Protection contre les discriminations, les sanctions et le licenciement

Étendue de la protection - Aucun salarié, aucune personne en formation ou en stage, aucun candidat à un recrutement, à un stage ou à une période de formation en entreprise ne peut être sanctionné, licencié ou faire l’objet de discrimination, directe ou indirecte, notamment en matière de rémunération, de formation, de reclassement, de qualification, etc., pour avoir subi ou refusé de subir des faits de harcèlement sexuel (c. trav. art. L. 1153-2).

Cette interdiction est également applicable pour des propos ou comportements, même non répétés, susceptibles de constituer des faits de harcèlement sexuel (c. trav. art. L. 1153-1 et L. 1153-2). Ainsi, le délit de discrimination pour harcèlement ne suppose pas nécessairement la commission préalable d’un délit de harcèlement sexuel (circ. DGT 2012-14 du 12 novembre 2012).

Nullité en cas de non-respect - Toute disposition ou tout acte contraire à ces dispositions est nul (c. trav. art. L. 1153-4). Ainsi, le licenciement prononcé parce que le salarié a été harcelé est nul (voir Licenciement nul*).

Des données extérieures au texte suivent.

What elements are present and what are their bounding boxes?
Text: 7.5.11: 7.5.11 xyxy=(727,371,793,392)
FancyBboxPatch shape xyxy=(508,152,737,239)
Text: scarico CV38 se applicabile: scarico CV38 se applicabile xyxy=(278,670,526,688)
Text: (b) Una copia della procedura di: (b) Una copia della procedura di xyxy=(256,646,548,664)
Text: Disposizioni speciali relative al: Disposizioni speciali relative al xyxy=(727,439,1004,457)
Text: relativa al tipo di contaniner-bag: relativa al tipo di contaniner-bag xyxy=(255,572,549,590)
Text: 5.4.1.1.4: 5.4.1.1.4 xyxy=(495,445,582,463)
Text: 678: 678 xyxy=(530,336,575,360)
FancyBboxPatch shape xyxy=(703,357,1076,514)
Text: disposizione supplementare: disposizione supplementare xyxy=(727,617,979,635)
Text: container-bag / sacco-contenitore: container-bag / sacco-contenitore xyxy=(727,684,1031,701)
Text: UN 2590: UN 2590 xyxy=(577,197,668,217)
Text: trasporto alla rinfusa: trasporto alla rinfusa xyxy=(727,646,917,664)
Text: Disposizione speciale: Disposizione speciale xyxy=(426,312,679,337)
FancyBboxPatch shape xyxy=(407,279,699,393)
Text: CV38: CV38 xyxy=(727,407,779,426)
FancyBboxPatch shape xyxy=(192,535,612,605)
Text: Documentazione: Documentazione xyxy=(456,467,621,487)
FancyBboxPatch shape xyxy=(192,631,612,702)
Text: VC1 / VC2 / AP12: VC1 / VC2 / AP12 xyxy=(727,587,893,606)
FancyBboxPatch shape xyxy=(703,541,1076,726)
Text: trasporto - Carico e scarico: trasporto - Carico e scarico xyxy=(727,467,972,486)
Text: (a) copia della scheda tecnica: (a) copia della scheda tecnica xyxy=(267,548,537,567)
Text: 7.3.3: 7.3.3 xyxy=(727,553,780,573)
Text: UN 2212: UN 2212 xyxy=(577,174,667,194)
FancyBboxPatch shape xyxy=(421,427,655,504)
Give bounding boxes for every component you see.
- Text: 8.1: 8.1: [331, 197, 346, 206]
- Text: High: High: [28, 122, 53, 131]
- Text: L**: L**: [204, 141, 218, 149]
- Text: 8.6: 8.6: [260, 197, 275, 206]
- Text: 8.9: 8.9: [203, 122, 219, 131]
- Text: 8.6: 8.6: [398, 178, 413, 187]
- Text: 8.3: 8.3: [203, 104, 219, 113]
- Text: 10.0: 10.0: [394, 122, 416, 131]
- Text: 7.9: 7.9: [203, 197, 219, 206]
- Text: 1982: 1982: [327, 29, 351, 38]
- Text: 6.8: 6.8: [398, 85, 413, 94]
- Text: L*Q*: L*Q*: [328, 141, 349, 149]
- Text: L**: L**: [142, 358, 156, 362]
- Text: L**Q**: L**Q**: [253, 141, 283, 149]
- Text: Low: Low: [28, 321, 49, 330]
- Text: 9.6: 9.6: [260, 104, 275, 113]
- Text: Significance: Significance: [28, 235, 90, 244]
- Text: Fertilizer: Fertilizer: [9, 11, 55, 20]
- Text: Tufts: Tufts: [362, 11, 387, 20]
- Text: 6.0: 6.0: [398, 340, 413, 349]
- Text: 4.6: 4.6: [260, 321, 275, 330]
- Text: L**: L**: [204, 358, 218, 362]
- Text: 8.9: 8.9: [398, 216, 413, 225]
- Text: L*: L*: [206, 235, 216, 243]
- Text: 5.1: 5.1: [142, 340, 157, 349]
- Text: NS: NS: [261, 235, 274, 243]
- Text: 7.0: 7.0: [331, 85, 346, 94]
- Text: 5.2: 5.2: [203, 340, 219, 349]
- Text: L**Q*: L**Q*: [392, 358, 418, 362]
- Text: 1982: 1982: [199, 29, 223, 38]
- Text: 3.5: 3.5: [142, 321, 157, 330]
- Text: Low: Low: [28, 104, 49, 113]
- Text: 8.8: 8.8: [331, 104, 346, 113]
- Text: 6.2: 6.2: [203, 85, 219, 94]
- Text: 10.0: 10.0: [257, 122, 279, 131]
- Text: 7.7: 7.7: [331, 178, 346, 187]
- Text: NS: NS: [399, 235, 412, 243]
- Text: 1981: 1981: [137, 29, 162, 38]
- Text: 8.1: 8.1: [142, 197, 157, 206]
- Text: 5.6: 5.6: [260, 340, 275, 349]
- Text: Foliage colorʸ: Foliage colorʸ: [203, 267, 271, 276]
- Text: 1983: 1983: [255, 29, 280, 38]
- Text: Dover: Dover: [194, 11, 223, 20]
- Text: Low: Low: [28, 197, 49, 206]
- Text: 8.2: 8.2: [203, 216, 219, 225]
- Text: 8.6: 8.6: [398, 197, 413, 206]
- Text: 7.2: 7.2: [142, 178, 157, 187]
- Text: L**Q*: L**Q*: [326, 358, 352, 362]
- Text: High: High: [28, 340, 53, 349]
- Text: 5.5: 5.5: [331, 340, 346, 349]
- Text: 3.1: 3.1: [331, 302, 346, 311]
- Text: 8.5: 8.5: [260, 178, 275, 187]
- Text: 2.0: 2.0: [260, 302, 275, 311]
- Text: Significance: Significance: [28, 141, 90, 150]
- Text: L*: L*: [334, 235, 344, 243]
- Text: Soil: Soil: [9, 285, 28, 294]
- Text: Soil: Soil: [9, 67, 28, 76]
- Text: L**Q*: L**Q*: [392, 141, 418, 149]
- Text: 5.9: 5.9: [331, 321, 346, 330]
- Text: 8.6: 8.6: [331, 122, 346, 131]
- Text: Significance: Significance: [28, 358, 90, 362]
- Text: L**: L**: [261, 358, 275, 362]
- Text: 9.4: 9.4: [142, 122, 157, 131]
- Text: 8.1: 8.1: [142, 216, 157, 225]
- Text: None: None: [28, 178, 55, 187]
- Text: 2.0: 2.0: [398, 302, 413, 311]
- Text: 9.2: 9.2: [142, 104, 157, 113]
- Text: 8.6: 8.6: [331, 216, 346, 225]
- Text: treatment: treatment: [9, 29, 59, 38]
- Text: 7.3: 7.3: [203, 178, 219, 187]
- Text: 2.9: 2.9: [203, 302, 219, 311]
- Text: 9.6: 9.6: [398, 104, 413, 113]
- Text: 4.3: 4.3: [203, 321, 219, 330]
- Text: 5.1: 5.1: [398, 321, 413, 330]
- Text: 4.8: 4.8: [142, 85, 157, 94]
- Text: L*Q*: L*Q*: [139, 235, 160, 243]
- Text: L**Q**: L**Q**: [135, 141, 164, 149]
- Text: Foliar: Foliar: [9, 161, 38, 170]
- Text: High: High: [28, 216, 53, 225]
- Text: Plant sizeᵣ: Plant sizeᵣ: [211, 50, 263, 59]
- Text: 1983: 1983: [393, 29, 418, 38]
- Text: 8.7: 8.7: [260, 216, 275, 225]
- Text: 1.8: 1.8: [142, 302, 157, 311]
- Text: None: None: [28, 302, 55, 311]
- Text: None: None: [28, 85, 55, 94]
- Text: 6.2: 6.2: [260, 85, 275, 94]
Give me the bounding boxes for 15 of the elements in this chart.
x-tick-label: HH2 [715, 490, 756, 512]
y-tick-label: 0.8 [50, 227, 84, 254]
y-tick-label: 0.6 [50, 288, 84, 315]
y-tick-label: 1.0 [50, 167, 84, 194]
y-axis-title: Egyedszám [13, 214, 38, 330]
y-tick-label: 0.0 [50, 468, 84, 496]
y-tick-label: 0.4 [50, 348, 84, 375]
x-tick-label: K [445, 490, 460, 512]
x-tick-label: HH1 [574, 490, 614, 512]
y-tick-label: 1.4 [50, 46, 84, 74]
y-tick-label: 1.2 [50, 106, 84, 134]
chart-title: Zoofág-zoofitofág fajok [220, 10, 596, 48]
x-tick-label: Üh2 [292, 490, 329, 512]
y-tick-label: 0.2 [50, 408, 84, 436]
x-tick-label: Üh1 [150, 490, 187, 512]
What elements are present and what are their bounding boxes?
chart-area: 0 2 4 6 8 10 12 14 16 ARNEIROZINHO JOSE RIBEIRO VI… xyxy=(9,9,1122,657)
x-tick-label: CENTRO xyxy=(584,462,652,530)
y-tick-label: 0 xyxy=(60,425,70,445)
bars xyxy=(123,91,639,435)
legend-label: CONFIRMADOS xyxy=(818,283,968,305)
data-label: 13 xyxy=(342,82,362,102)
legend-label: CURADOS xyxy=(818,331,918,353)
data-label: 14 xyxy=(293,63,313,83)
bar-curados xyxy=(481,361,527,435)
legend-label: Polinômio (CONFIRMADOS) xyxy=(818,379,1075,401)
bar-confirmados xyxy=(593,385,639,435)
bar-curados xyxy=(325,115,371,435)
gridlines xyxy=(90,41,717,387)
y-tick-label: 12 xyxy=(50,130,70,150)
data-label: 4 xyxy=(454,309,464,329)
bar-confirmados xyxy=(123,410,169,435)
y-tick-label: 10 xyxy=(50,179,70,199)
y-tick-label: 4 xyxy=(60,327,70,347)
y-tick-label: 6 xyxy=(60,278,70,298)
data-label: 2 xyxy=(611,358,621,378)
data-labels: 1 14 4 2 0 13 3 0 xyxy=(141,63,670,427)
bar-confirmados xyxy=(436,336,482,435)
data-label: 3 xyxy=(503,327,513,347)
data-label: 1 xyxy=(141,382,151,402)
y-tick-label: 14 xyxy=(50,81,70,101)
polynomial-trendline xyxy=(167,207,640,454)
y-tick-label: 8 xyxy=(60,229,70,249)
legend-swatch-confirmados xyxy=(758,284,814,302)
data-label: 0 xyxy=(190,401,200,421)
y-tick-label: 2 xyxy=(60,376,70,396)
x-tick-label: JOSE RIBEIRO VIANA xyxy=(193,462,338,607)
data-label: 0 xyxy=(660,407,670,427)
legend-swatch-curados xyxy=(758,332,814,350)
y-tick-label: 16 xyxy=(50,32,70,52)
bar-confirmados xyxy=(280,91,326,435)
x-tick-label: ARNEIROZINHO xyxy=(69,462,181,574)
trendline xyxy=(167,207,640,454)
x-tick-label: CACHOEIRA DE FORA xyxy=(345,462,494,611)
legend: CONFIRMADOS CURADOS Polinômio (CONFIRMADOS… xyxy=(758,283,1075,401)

Une salariée peut faire reconnaître la nullité de son licenciement du fait du harcèlement sexuel dont elle a été victime, même si le tribunal correctionnel a relaxé son employeur auteur des faits faute d’élément intentionnel (cass. soc. 25 mars 2020, n° 18-23682 FSPB). En effet, en droit du travail, le harcèlement sexuel peut être reconnu sans élément intentionnel, il « suffit » de démontrer les faits (propos, comportements ou pressions exercés) (c. trav. art. L. 1153-1).

Rôle de l’employeur

Obligation de prévenir et de mettre fin au harcèlement - L’employeur doit prendre toutes les dispositions nécessaires en vue de (c. trav. art. L. 1153-5) :

-prévenir les faits de harcèlement sexuel, sachant que les mesures de prévention préconisées par l’administration sont similaires à celles indiquées pour le harcèlement moral* et que l’accord national interprofessionnel (ANI) du 26.03.2010 vise des mesures identiques à celles à mettre en place pour prévenir les violences* au travail (ex. : adoption d’une « charte de référence », mise en place d’une procédure de médiation) (étendu par arrêté du 23 juillet 2010, JO du 30) ;

-y mettre un terme ;

-et les sanctionner.

Responsabilité de l'employeur - L’obligation de s’assurer qu’aucun fait de harcèlement sexuel n’intervienne (c. trav. art. L. 1153-1) et celle de prévenir des faits de harcèlement sexuel (c. trav. art. L. 1153-5) sont distinctes. Par conséquent, la méconnaissance de chacune d’elles, lorsqu’elle entraîne des préjudices distincts, peut ouvrir droit à des réparations spécifiques, dès lors que le salarié démontre l’existence de deux préjudices distincts (cass. soc. 17 mai 2017, n° 15-19300, BC V n° 84).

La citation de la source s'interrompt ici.